Estrangeiro quer comprar ações brasileiras, mas risco fiscal preocupa, diz Itaú
Estrategista-chefe do banco explica que os investidores gringos se incomodam com incertezas relacionadas ao BC, discussões envolvendo meta de inflação e mudanças em reformas aprovadas
Economia|Do R7
Um arcabouço fiscal crível e uma perspectiva mais clara de potencial queda da taxa de juros são componentes essenciais para revigorar o investimento estrangeiro nas ações brasileiras, avalia o estrategista-chefe do Itaú BBA, Marcelo Sá, após encontros recentes com investidores nos Estados Unidos.
Ele observou uma deterioração nas expectativas em relação a reuniões realizadas em outubro do ano passado, o que avalia ter se acentuado no começo deste ano, em meio a preocupações com a área fiscal e o respectivo efeito na curva futura de juros.
"Há muitos investidores querendo comprar Brasil, mas preocupados com essa incerteza (fiscal). Se essa incerteza diminui, você tem fluxo porque o Brasil está barato", afirmou Sá. Segundo ele, esses investidores buscam entender o que é apenas retórica do governo e quais as batalhas que realmente quer comprar.
Dados da B3 mostram que as entradas líquidas de estrangeiros na bolsa paulista superaram as vendas em R$ 12,55 bilhões em janeiro. Em fevereiro, porém, até o dia 9, o saldo estava positivo em apenas R$ 1,5 bilhão.
De acordo com o estrategista, grande parte dos números deste começo de ano refletem um fluxo "passivo" e não estrutural, seguindo o movimento para outros emergentes, que está atrelado à tese de reabertura da economia da China e a perspectivas relacionadas à política monetária norte-americana.

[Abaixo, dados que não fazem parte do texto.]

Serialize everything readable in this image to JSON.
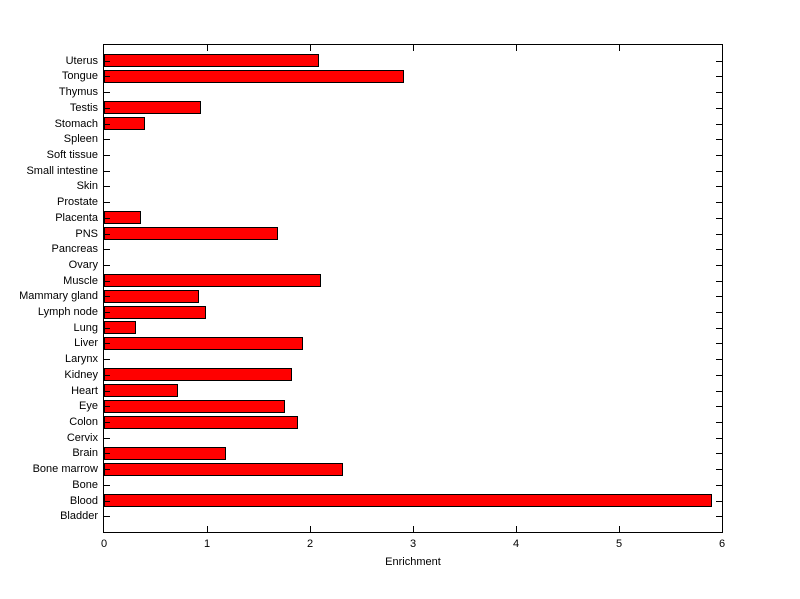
{
  "chart_data": {
    "type": "bar",
    "orientation": "horizontal",
    "title": "",
    "xlabel": "Enrichment",
    "ylabel": "",
    "xlim": [
      0,
      6
    ],
    "xticks": [
      0,
      1,
      2,
      3,
      4,
      5,
      6
    ],
    "grid": false,
    "legend": false,
    "bar_color": "#ff0000",
    "bar_edge_color": "#000000",
    "axis_color": "#000000",
    "background_color": "#ffffff",
    "categories_top_to_bottom": [
      "Uterus",
      "Tongue",
      "Thymus",
      "Testis",
      "Stomach",
      "Spleen",
      "Soft tissue",
      "Small intestine",
      "Skin",
      "Prostate",
      "Placenta",
      "PNS",
      "Pancreas",
      "Ovary",
      "Muscle",
      "Mammary gland",
      "Lymph node",
      "Lung",
      "Liver",
      "Larynx",
      "Kidney",
      "Heart",
      "Eye",
      "Colon",
      "Cervix",
      "Brain",
      "Bone marrow",
      "Bone",
      "Blood",
      "Bladder"
    ],
    "values": [
      2.09,
      2.91,
      0,
      0.94,
      0.4,
      0,
      0,
      0,
      0,
      0,
      0.36,
      1.69,
      0,
      0,
      2.11,
      0.92,
      0.99,
      0.31,
      1.93,
      0,
      1.83,
      0.72,
      1.76,
      1.88,
      0,
      1.18,
      2.32,
      0,
      5.9,
      0
    ]
  }
}
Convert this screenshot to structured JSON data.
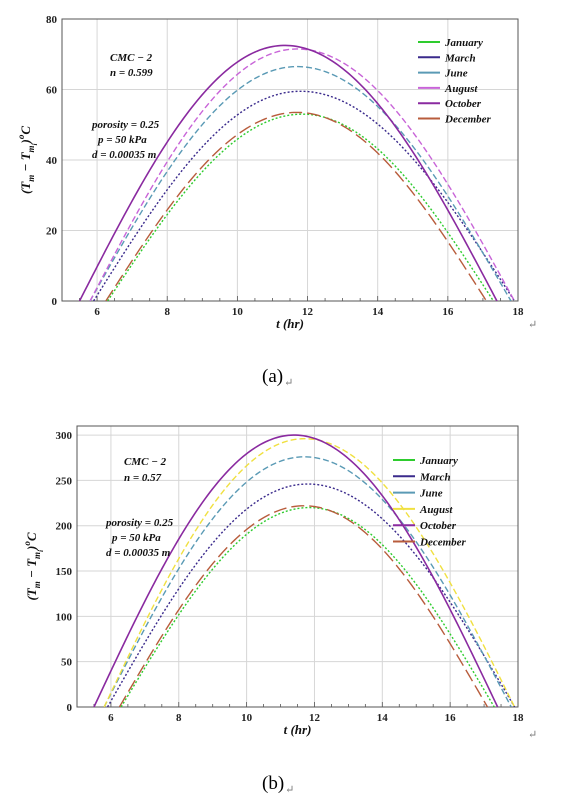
{
  "chart_data": [
    {
      "type": "line",
      "panel_label": "(a)",
      "xlabel": "t (hr)",
      "ylabel": "(T_m − T_mi) °C",
      "xlim": [
        5,
        18
      ],
      "ylim": [
        0,
        80
      ],
      "x_ticks": [
        6,
        8,
        10,
        12,
        14,
        16,
        18
      ],
      "y_ticks": [
        0,
        20,
        40,
        60,
        80
      ],
      "grid": true,
      "legend_position": "top-right",
      "annotations": [
        "CMC − 2",
        "n = 0.599",
        "porosity = 0.25",
        "p =  50 kPa",
        "d =  0.00035 m"
      ],
      "series": [
        {
          "name": "January",
          "color": "#2ecc2e",
          "dash": "dotted",
          "peak_x": 11.85,
          "peak_y": 53,
          "start_x": 6.3,
          "end_x": 17.3
        },
        {
          "name": "March",
          "color": "#3a2a8c",
          "dash": "dotted",
          "peak_x": 11.8,
          "peak_y": 59.5,
          "start_x": 5.9,
          "end_x": 17.9
        },
        {
          "name": "June",
          "color": "#5a9ab5",
          "dash": "dashed",
          "peak_x": 11.7,
          "peak_y": 66.5,
          "start_x": 5.8,
          "end_x": 17.8
        },
        {
          "name": "August",
          "color": "#c864d8",
          "dash": "dashed",
          "peak_x": 11.7,
          "peak_y": 71.5,
          "start_x": 5.8,
          "end_x": 17.9
        },
        {
          "name": "October",
          "color": "#8a2aa0",
          "dash": "solid",
          "peak_x": 11.35,
          "peak_y": 72.5,
          "start_x": 5.5,
          "end_x": 17.4
        },
        {
          "name": "December",
          "color": "#b85c3c",
          "dash": "longdash",
          "peak_x": 11.7,
          "peak_y": 53.5,
          "start_x": 6.25,
          "end_x": 17.1
        }
      ]
    },
    {
      "type": "line",
      "panel_label": "(b)",
      "xlabel": "t (hr)",
      "ylabel": "(T_m − T_mi) °C",
      "xlim": [
        5,
        18
      ],
      "ylim": [
        0,
        310
      ],
      "x_ticks": [
        6,
        8,
        10,
        12,
        14,
        16,
        18
      ],
      "y_ticks": [
        0,
        50,
        100,
        150,
        200,
        250,
        300
      ],
      "grid": true,
      "legend_position": "top-right",
      "annotations": [
        "CMC − 2",
        "n = 0.57",
        "porosity = 0.25",
        "p =  50 kPa",
        "d =  0.00035 m"
      ],
      "series": [
        {
          "name": "January",
          "color": "#2ecc2e",
          "dash": "dotted",
          "peak_x": 11.85,
          "peak_y": 220,
          "start_x": 6.3,
          "end_x": 17.3
        },
        {
          "name": "March",
          "color": "#3a2a8c",
          "dash": "dotted",
          "peak_x": 11.8,
          "peak_y": 246,
          "start_x": 5.9,
          "end_x": 17.9
        },
        {
          "name": "June",
          "color": "#5a9ab5",
          "dash": "dashed",
          "peak_x": 11.7,
          "peak_y": 276,
          "start_x": 5.8,
          "end_x": 17.8
        },
        {
          "name": "August",
          "color": "#f0e040",
          "dash": "dashed",
          "peak_x": 11.7,
          "peak_y": 296,
          "start_x": 5.8,
          "end_x": 17.9
        },
        {
          "name": "October",
          "color": "#8a2aa0",
          "dash": "solid",
          "peak_x": 11.4,
          "peak_y": 300,
          "start_x": 5.5,
          "end_x": 17.4
        },
        {
          "name": "December",
          "color": "#b85c3c",
          "dash": "longdash",
          "peak_x": 11.7,
          "peak_y": 222,
          "start_x": 6.25,
          "end_x": 17.1
        }
      ]
    }
  ],
  "captions": {
    "a": "(a)",
    "b": "(b)"
  },
  "return_mark": "↵"
}
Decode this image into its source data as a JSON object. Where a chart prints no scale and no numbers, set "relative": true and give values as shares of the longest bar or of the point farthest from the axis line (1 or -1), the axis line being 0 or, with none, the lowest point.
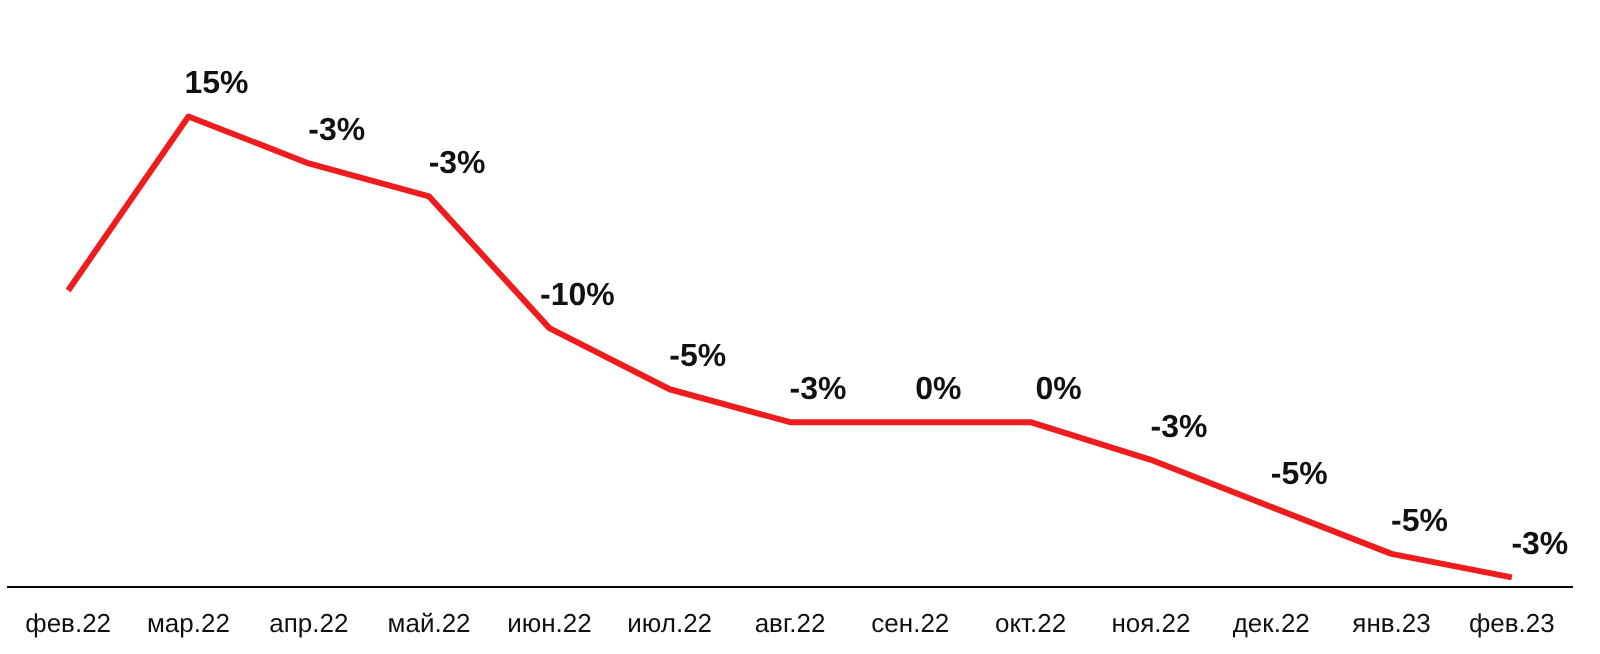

"Não existe um 'call' positivo direcional para o Brasil", afirmou, observando que os investidores estrangeiros estão "mais neutros para um pouco negativo" em relação ao país. A avaliação vem a partir das conversas com 22 instituições, em cidades como Nova York, Miami e Boston, realizadas de 30 de janeiro a 3 de fevereiro.
"Provavelmente, a bolsa deve ficar meio de lado até se ter uma visão um pouco melhor do que o governo está propondo do lado fiscal" avaliou ele, ponderando, contudo, que se houver um fluxo muito forte para emergentes o Brasil acaba se beneficiando.
Além do fiscal, ele também citou incertezas relacionadas ao Banco Central, como a questão envolvendo a autonomia da autoridade monetária e o rumo da taxa Selic, além de discussões envolvendo meta de inflação, eventuais mudanças em reformas já aprovadas, entre outros.
"Quais serão de fato as ações a serem tomadas pelo governo e pelo Congresso, se vai ficar na retórica ou se de fato vai haver alguma mudança efetiva? Essa era uma pergunta que a gente recebia de forma constante", relatou sobre as reuniões com os investidores estrangeiros.
No caso específico do arcabouço fiscal, ele observou que há várias possibilidades, mas se for algo crível, que sinalize a estabilização do crescimento da dívida pública no médio prazo e depois queda, seria um "gatilho positivo" para a bolsa paulista.
"Isso é super relevante para a confiança, para o fluxo para o Brasil...Talvez essa era a maior preocupação nas reuniões", afirmou, explicando que a pauta impacta diretamente os juros futuros e o custo de capital das empresas, que tende a ficar mais elevado com a incerteza fiscal.
Sá afirmou que está "do lado mais cauteloso" do mercado, buscando ações de empresas atreladas a commodities, serviços de utilidade pública e varejo alimentar. "Não temos no nosso portfólio muitas ações vinculadas à queda de juros porque ainda temos em nossa visão bastante incerteza em relação a esse tema."
Caso saia um plano fiscal crível, ele disse que deve mudar a composição da carteira de ações para algo que aposte mais no alívio da curva de juros. E aposta que isso deve provocar uma mudança muito rápida de alocação no mercado — neste caso, tanto do investidor externo como do local. "Mas o fluxo maior que pode fazer a bolsa subir viria do investidor estrangeiro", observou. "E esse (fluxo) seria estrutural", acrescentou.